Amazon sued by FTC after being accused of tricking customers into signing up for Prime

Amazon is being accused of "knowingly making it difficult for consumers to cancel their subscriptions" to Prime.

The Federal Trade Commission (FTC) is suing Amazon for allegedly tricking its customers into signing up for Prime, “while knowingly making it difficult for consumers to cancel their subscriptions”.

As IGN reports, the FTC has accused Amazon of using “dark patterns” to allegedly trick customers into automatically renewing their Prime subscriptions. It claims that the company has “knowingly” tricked millions.

“In many cases, the option to purchase items on Amazon without subscribing to Prime was more difficult for consumers to locate,” the FTC stated. “In some cases, the button presented to consumers to complete their transaction did not clearly state that in choosing that option, they were also agreeing to join Prime for a recurring subscription.”
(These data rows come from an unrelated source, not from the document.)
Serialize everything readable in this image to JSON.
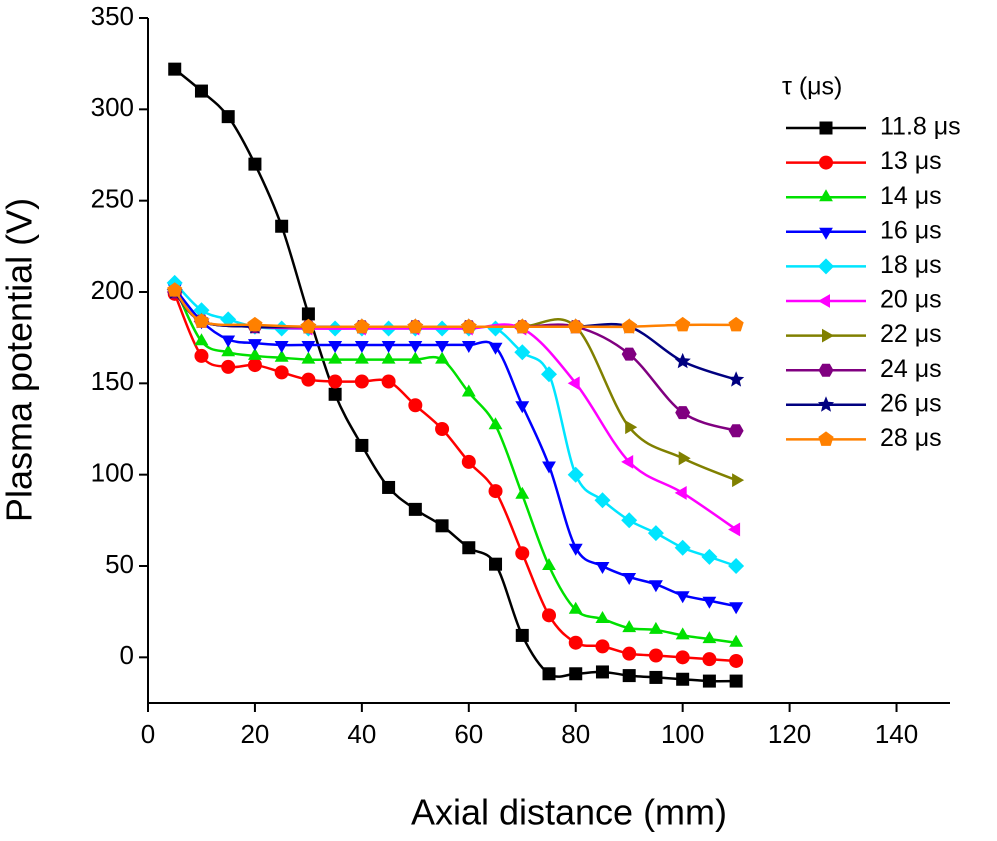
{
  "chart_data": {
    "type": "line",
    "x_label": "Axial distance (mm)",
    "y_label": "Plasma potential (V)",
    "legend_title": "τ (μs)",
    "xlim": [
      0,
      150
    ],
    "xticks": [
      0,
      20,
      40,
      60,
      80,
      100,
      120,
      140
    ],
    "ylim": [
      -25,
      350
    ],
    "yticks": [
      0,
      50,
      100,
      150,
      200,
      250,
      300,
      350
    ],
    "smooth": true,
    "series": [
      {
        "name": "11.8 μs",
        "color": "#000000",
        "marker": "square",
        "x": [
          5,
          10,
          15,
          20,
          25,
          30,
          35,
          40,
          45,
          50,
          55,
          60,
          65,
          70,
          75,
          80,
          85,
          90,
          95,
          100,
          105,
          110
        ],
        "values": [
          322,
          310,
          296,
          270,
          236,
          188,
          144,
          116,
          93,
          81,
          72,
          60,
          51,
          12,
          -9,
          -9,
          -8,
          -10,
          -11,
          -12,
          -13,
          -13
        ]
      },
      {
        "name": "13 μs",
        "color": "#ff0000",
        "marker": "circle",
        "x": [
          5,
          10,
          15,
          20,
          25,
          30,
          35,
          40,
          45,
          50,
          55,
          60,
          65,
          70,
          75,
          80,
          85,
          90,
          95,
          100,
          105,
          110
        ],
        "values": [
          199,
          165,
          159,
          160,
          156,
          152,
          151,
          151,
          151,
          138,
          125,
          107,
          91,
          57,
          23,
          8,
          6,
          2,
          1,
          0,
          -1,
          -2
        ]
      },
      {
        "name": "14 μs",
        "color": "#00e000",
        "marker": "triangle-up",
        "x": [
          5,
          10,
          15,
          20,
          25,
          30,
          35,
          40,
          45,
          50,
          55,
          60,
          65,
          70,
          75,
          80,
          85,
          90,
          95,
          100,
          105,
          110
        ],
        "values": [
          203,
          173,
          167,
          165,
          164,
          163,
          163,
          163,
          163,
          163,
          163,
          145,
          127,
          89,
          50,
          26,
          21,
          16,
          15,
          12,
          10,
          8
        ]
      },
      {
        "name": "16 μs",
        "color": "#0000ff",
        "marker": "triangle-down",
        "x": [
          5,
          10,
          15,
          20,
          25,
          30,
          35,
          40,
          45,
          50,
          55,
          60,
          65,
          70,
          75,
          80,
          85,
          90,
          95,
          100,
          105,
          110
        ],
        "values": [
          202,
          184,
          174,
          172,
          171,
          171,
          171,
          171,
          171,
          171,
          171,
          171,
          170,
          138,
          105,
          60,
          50,
          44,
          40,
          34,
          31,
          28
        ]
      },
      {
        "name": "18 μs",
        "color": "#00e5ff",
        "marker": "diamond",
        "x": [
          5,
          10,
          15,
          20,
          25,
          30,
          35,
          40,
          45,
          50,
          55,
          60,
          65,
          70,
          75,
          80,
          85,
          90,
          95,
          100,
          105,
          110
        ],
        "values": [
          205,
          190,
          185,
          181,
          180,
          180,
          180,
          180,
          180,
          180,
          180,
          180,
          180,
          167,
          155,
          100,
          86,
          75,
          68,
          60,
          55,
          50
        ]
      },
      {
        "name": "20 μs",
        "color": "#ff00ff",
        "marker": "triangle-left",
        "x": [
          5,
          10,
          20,
          30,
          40,
          50,
          60,
          70,
          80,
          90,
          100,
          110
        ],
        "values": [
          200,
          184,
          181,
          180,
          180,
          180,
          180,
          180,
          150,
          107,
          90,
          70
        ]
      },
      {
        "name": "22 μs",
        "color": "#808000",
        "marker": "triangle-right",
        "x": [
          5,
          10,
          20,
          30,
          40,
          50,
          60,
          70,
          80,
          90,
          100,
          110
        ],
        "values": [
          200,
          184,
          181,
          181,
          181,
          181,
          181,
          181,
          181,
          126,
          109,
          97
        ]
      },
      {
        "name": "24 μs",
        "color": "#800080",
        "marker": "hexagon",
        "x": [
          5,
          10,
          20,
          30,
          40,
          50,
          60,
          70,
          80,
          90,
          100,
          110
        ],
        "values": [
          200,
          184,
          181,
          181,
          181,
          181,
          181,
          181,
          181,
          166,
          134,
          124
        ]
      },
      {
        "name": "26 μs",
        "color": "#000080",
        "marker": "star",
        "x": [
          5,
          10,
          20,
          30,
          40,
          50,
          60,
          70,
          80,
          90,
          100,
          110
        ],
        "values": [
          200,
          184,
          181,
          181,
          181,
          181,
          181,
          181,
          181,
          181,
          162,
          152
        ]
      },
      {
        "name": "28 μs",
        "color": "#ff8000",
        "marker": "pentagon",
        "x": [
          5,
          10,
          20,
          30,
          40,
          50,
          60,
          70,
          80,
          90,
          100,
          110
        ],
        "values": [
          201,
          184,
          182,
          181,
          181,
          181,
          181,
          181,
          181,
          181,
          182,
          182
        ]
      }
    ]
  }
}
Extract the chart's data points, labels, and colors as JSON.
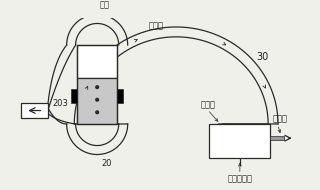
{
  "bg_color": "#f0f0eb",
  "line_color": "#2a2a2a",
  "labels": {
    "qi_guan": "气管",
    "zui_gao_dian": "最高点",
    "num_30": "30",
    "num_203": "203",
    "num_20": "20",
    "ce_shi_kou": "测试口",
    "lou_qi_kong": "漏气孔",
    "bei_ce_shi": "被测试产品"
  },
  "figsize": [
    3.2,
    1.9
  ],
  "dpi": 100
}
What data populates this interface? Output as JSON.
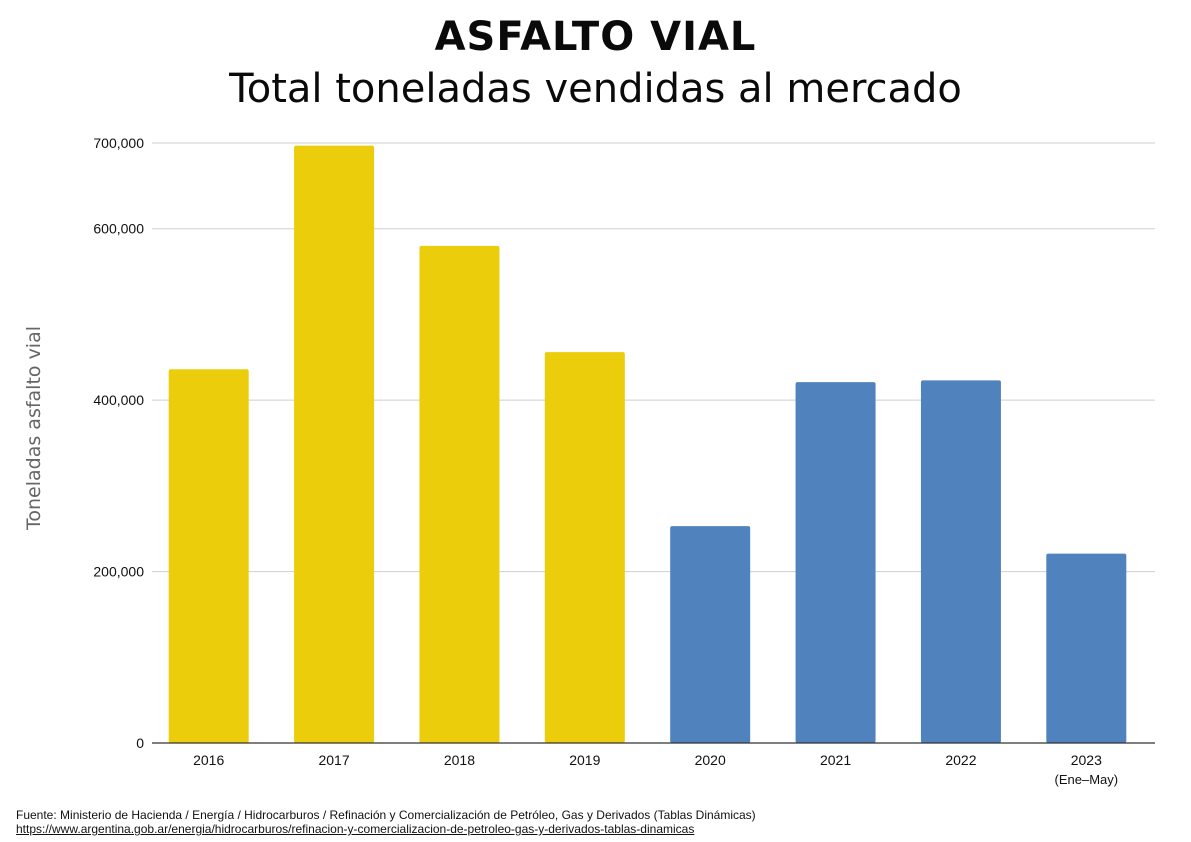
{
  "title": "ASFALTO VIAL",
  "subtitle": "Total toneladas vendidas al mercado",
  "chart_data": {
    "type": "bar",
    "categories": [
      "2016",
      "2017",
      "2018",
      "2019",
      "2020",
      "2021",
      "2022",
      "2023"
    ],
    "category_sublabels": [
      "",
      "",
      "",
      "",
      "",
      "",
      "",
      "(Ene–May)"
    ],
    "values": [
      436000,
      697000,
      580000,
      456000,
      253000,
      421000,
      423000,
      221000
    ],
    "bar_colors": [
      "#ebcd0b",
      "#ebcd0b",
      "#ebcd0b",
      "#ebcd0b",
      "#5082bd",
      "#5082bd",
      "#5082bd",
      "#5082bd"
    ],
    "ylabel": "Toneladas asfalto vial",
    "xlabel": "",
    "ylim": [
      0,
      700000
    ],
    "yticks": [
      {
        "value": 0,
        "label": "0"
      },
      {
        "value": 200000,
        "label": "200,000"
      },
      {
        "value": 400000,
        "label": "400,000"
      },
      {
        "value": 600000,
        "label": "600,000"
      },
      {
        "value": 700000,
        "label": "700,000"
      }
    ],
    "grid": true,
    "legend": "none"
  },
  "footer": {
    "source": "Fuente: Ministerio de Hacienda / Energía / Hidrocarburos / Refinación y Comercialización de Petróleo, Gas y Derivados (Tablas Dinámicas)",
    "url": "https://www.argentina.gob.ar/energia/hidrocarburos/refinacion-y-comercializacion-de-petroleo-gas-y-derivados-tablas-dinamicas"
  }
}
It continued, accusing Amazon of making it challenging for customers to cancel their subscriptions: “The primary purpose of its Prime cancellation process was not to enable subscribers to cancel, but to stop them,” it alleged. “Amazon leadership slowed or rejected changes that would’ve made it easier for users to cancel Prime because those changes adversely affected Amazon’s bottom line.”

However, in a statement released to IGN, one Amazon spokesperson called the FTC’s allegations “false on the facts and the law”, and stated that “the truth is that customers love Prime”.

“By design we make it clear and simple for customers to both sign up for or cancel their Prime membership,” the Amazon spokesperson said. “As with all our products and services, we continually listen to customer feedback and look for ways to improve the customer experience, and we look forward to the facts becoming clear as this case plays out.”

Earlier this month, the FTC filed for a temporary restraining order and a preliminary injunction in order to block Microsoft from acquiring Activision Blizzard, adding yet another roadblock to Microsoft’s plans. The UK’s Competition and Markets Authority (CMA) also blocked the deal back in April.